Thursday, September 30, 2010

Vamos combater a credulidade: Dos comprometidos - 3



Sociólogo Elísio Macamo convida-nos à combater a credulidade numa série que está a ser publicada pelo Jornal Notícias, e que será aqui reproduzida na íntegra.

Maputo, Quinta-Feira, 30 de Setembro de 2010:: Notícias

A CREDULIDADE tem várias manifestações (não confundir com “distúrbios”). Uma delas, sobre a qual me debruço neste texto, é de argumentar a partir duma posição de compromisso. Eu explico. Algumas intervenções no debate sobre os distúrbios de 1 de Setembro foram no sentido de dizer que a carestia de vida é tanta que um pobre não tem outra alternativa senão revoltar-se violentamente. A credulidade intervém aqui para nos dizer que sim, essa situação explica tudo; ou que não, isso não explica nada. No primeiro caso queremos acreditar que sim enquanto que no segundo queremos acreditar no contrário. Antes de eu analisar os problemas inerentes a esta atitude vou explicar a natureza do argumento envolvido um bocadinho mais. A essência vai no sentido de dizer que a posição que uma determinada pessoa ocupa na sociedade (podia também ser a filiação religiosa, política, etc.) obriga-a a agir duma única maneira se não quiser ser incoerente. Um pobre, porque pobre, só pode reagir à carestia revoltando-se.
O argumento contém três elementos. O primeiro é, por assim dizer, uma premissa que contém provas da existência de um compromisso. Por exemplo, os “manifestantes” são pobres (afinal estavam a reclamar a subida de preços, vivem em bairros periféricos, dependem de “chapa”, etc.). Podíamos representar formalmente esta premissa com a seguinte frase: f (fulano de tal) tem compromisso com posição x de acordo com certas provas ao nosso dispor (as condições sociais em que vive). O segundo elemento continua a ser uma premissa, mas desta feita o que ela faz é articular o posicionamento com uma outra coisa. Por exemplo: um pobre revolta-se quando a carestia da vida aumenta. A forma seria: normalmente, a posição x implica também posição y. Ou seja, um pobre (posição x) revolta-se quando a carestia de vida aumenta (posição y). Destas duas premissas resulta a conclusão deste argumento com base no compromisso, nomeadamente que f (fulano de tal) por ser x tem que fazer também y. Em moçambiquês: um verdadeiro pobre deve revoltar-se quando a carestia da vida aumenta!
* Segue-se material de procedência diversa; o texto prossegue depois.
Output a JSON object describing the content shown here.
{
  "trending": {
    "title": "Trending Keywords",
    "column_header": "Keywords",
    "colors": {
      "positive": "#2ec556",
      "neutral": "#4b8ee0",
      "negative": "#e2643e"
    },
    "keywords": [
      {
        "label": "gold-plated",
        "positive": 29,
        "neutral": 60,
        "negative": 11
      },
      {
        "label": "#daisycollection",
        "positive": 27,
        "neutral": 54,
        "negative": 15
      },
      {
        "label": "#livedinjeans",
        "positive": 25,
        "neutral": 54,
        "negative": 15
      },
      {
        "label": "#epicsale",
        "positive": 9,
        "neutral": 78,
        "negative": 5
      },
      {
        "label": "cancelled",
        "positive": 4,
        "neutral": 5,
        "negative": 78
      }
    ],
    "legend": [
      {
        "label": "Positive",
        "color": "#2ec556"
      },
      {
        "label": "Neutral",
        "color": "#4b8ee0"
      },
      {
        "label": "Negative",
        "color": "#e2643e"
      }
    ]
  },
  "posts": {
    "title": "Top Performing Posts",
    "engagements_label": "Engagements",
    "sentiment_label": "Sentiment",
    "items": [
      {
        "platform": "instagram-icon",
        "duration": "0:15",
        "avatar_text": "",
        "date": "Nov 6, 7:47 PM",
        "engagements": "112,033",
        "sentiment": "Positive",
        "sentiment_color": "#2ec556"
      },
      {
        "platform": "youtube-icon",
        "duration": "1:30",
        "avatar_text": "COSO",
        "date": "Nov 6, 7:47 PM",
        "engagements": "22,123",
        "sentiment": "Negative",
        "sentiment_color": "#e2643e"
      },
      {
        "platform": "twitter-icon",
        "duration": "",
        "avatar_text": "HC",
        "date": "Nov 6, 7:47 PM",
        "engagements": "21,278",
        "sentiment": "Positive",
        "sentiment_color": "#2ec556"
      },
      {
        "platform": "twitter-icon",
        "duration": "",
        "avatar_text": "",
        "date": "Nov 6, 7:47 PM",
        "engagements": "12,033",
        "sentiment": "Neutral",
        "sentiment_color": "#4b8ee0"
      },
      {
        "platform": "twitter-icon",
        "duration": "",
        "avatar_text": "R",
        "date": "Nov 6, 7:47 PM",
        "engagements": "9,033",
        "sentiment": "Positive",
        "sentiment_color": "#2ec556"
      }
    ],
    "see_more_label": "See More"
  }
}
Esta conclusão é violenta porque impõe limites ao que podemos dizer, fazer ou pensar em virtude do lugar que ocupamos na sociedade. Corremos o sério risco de sermos acusados de incoerência se fizermos ou dissermos coisas que não encaixam na expectativa criada por este argumento. Se um indivíduo, apesar de ser pobre, dissesse que não é com manifestação que o problema se resolve, achamos que podemos com legitimidade levantar sérias interrogações em relação à genuidade da sua condição. Dizemos, indignados, que um indivíduo que diz isso não pode ser pobre! E este tem sido o problema nas nossas discussões na esfera pública. Ou obrigamos as pessoas a aceitarem as implicações práticas de ocuparem certos lugares na sociedade ou então a reconhecerem que estão a ser incoerentes.
Há saídas para este dilema. A primeira saída é simples. Que provas são essas que demonstram que f tem compromisso com posição x? No caso do pobre a coisa é simples. A situação está difícil no país e aquele que é pobre não pode esconder a sua condição. Nem tem necessidade de o fazer. Mas o conceito de pobre é vasto demais para poder comprometer todo o indivíduo que possa assim ser descrito. Há pobres muçulmanos, presbiterianos, católicos, ateus, operários, empregados domésticos, mulheres, jovens, do sul, da Frelimo, que vivem neste e não naquele bairro, etc. Cada uma destas pertenças ou identidades é um quadro de referência normativa que age sobre cada um desses indivíduos e impõe limites ao que ele faz ou pensa que devia fazer. Esta complexidade da noção de pobre não permite a ninguém deduzir o seu comportamento simplesmente a partir da constatação de que alguém é pobre. Há pobres que de certeza acreditam no respeito de propriedade alheia e na ordem. Não são vítimas de falsa consciência. São assim e ponto final. O uso indiscriminado da categoria de pobre para explicar porque algumas pessoas reagiram de forma violenta à carestia da vida (partindo do princípio de que esse foi o caso) parece-me assim problemático.
A segunda saída é central. Haverá excepções à regra segundo a qual a posição x implica posição y? Por exemplo, se um determinado pobre achar que certos pobres – com os quais ele devia solidarizar-se por ser também pobre – comportam-se duma maneira que viola os seus valores e, por causa disso mesmo, achar que lhes devia recusar a sua solidariedade, ele poderia dizer que ao fazer isso não estaria a ser incoerente consigo próprio porque o seu entendimento da conduta moral dum pobre obriga-o a condenar certas posturas. É verdade que algumas pessoas podem insistir com um princípio geral que diz que um pobre, independentemente das circunstâncias e da conduta de outros pobres, deve ser solidário com outros pobres. Aí, contudo, já estamos a entrar numa área que ultrapassa os limites da atitude analítica. Já não se trataria de reflexão crítica, mas sim de obediência. E na verdade, uma grande ameaça que páira sobre as nossas sociedades é este compromisso cego com certos princípios normativos gerais. É esta ideia nociva de que aquilo que consideramos correcto é correcto para toda a gente e em todas as circunstâncias.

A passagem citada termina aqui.